Vor gut zwei Wochen, an einem dieser letzten warmen Spätsommertage, schnappte ich mir mein Baby und wir machten einen Ausflug. Zu Hause wäre mir fast die Decke auf den Kopf gefallen. Mein Partner sollte nicht vor 20 Uhr nach Hause kommen und ich musste einfach raus. Also fuhren wir zu den Tiergehegen im Park.

Vor Ort angekommen durfte ich feststellen, dass die Tiergehege Ausflugsziel Nummer 1 für alle Neumamis der Umgebung waren. Überall zogen Horden von Kinderwagen an mir vorbei. Meistens zu zweit oder in größeren Gruppen. Und ich saß auf einer Bank, fütterte mein Baby und fühlte mich irgendwie einsam. So allein unter Müttern.

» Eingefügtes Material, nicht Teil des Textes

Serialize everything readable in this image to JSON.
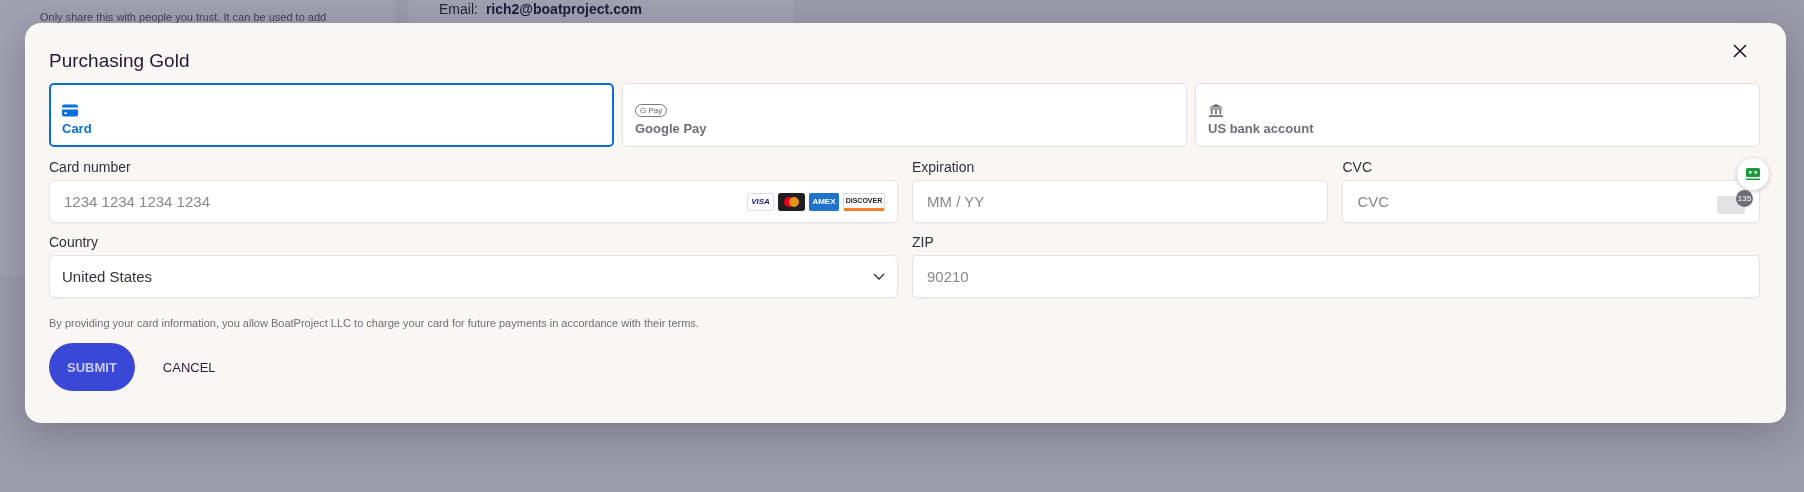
{
  "background": {
    "notice": "Only share this with people you trust. It can be used to add",
    "email_label": "Email:",
    "email": "rich2@boatproject.com"
  },
  "dialog": {
    "title": "Purchasing Gold",
    "payment_methods": [
      {
        "kind": "card",
        "label": "Card",
        "selected": true
      },
      {
        "kind": "gpay",
        "label": "Google Pay",
        "logo": "G Pay",
        "selected": false
      },
      {
        "kind": "bank",
        "label": "US bank account",
        "selected": false
      }
    ],
    "fields": [
      {
        "kind": "card_number",
        "label": "Card number",
        "placeholder": "1234 1234 1234 1234",
        "brands": [
          {
            "kind": "visa",
            "label": "VISA"
          },
          {
            "kind": "mastercard"
          },
          {
            "kind": "amex",
            "label": "AMEX"
          },
          {
            "kind": "discover",
            "label": "DISCOVER"
          }
        ]
      },
      {
        "kind": "text",
        "label": "Expiration",
        "placeholder": "MM / YY"
      },
      {
        "kind": "cvc",
        "label": "CVC",
        "placeholder": "CVC",
        "badge": "135"
      },
      {
        "kind": "select",
        "label": "Country",
        "value": "United States"
      },
      {
        "kind": "wide",
        "label": "ZIP",
        "placeholder": "90210"
      }
    ],
    "terms": "By providing your card information, you allow BoatProject LLC to charge your card for future payments in accordance with their terms.",
    "buttons": [
      {
        "kind": "primary",
        "label": "SUBMIT"
      },
      {
        "kind": "text",
        "label": "CANCEL"
      }
    ]
  }
}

Aber dieses Gefühl der Einsamkeit war mir nicht neu, im Gegenteil. Wenn ich zurückdenke, begleitete es mich sogar schon seit dem Beginn meiner Schwangerschaft. Ich war in der 5. Woche schwanger als ich Beschäftigungsverbot „am Kind“ bekam. Ganze 35 Wochen bevor mein Baby zur Welt kommen sollte. Ich arbeitete damals als Sonderpädagogin und liebte meine Arbeit als Klassenlehrerin an einer Grundschule. Auch wenn ich das Beschäftigungsverbot schon ein bisschen vorhersehen konnte, kam trotzdem alles ganz plötzlich. Und von heute auf morgen war alles anders…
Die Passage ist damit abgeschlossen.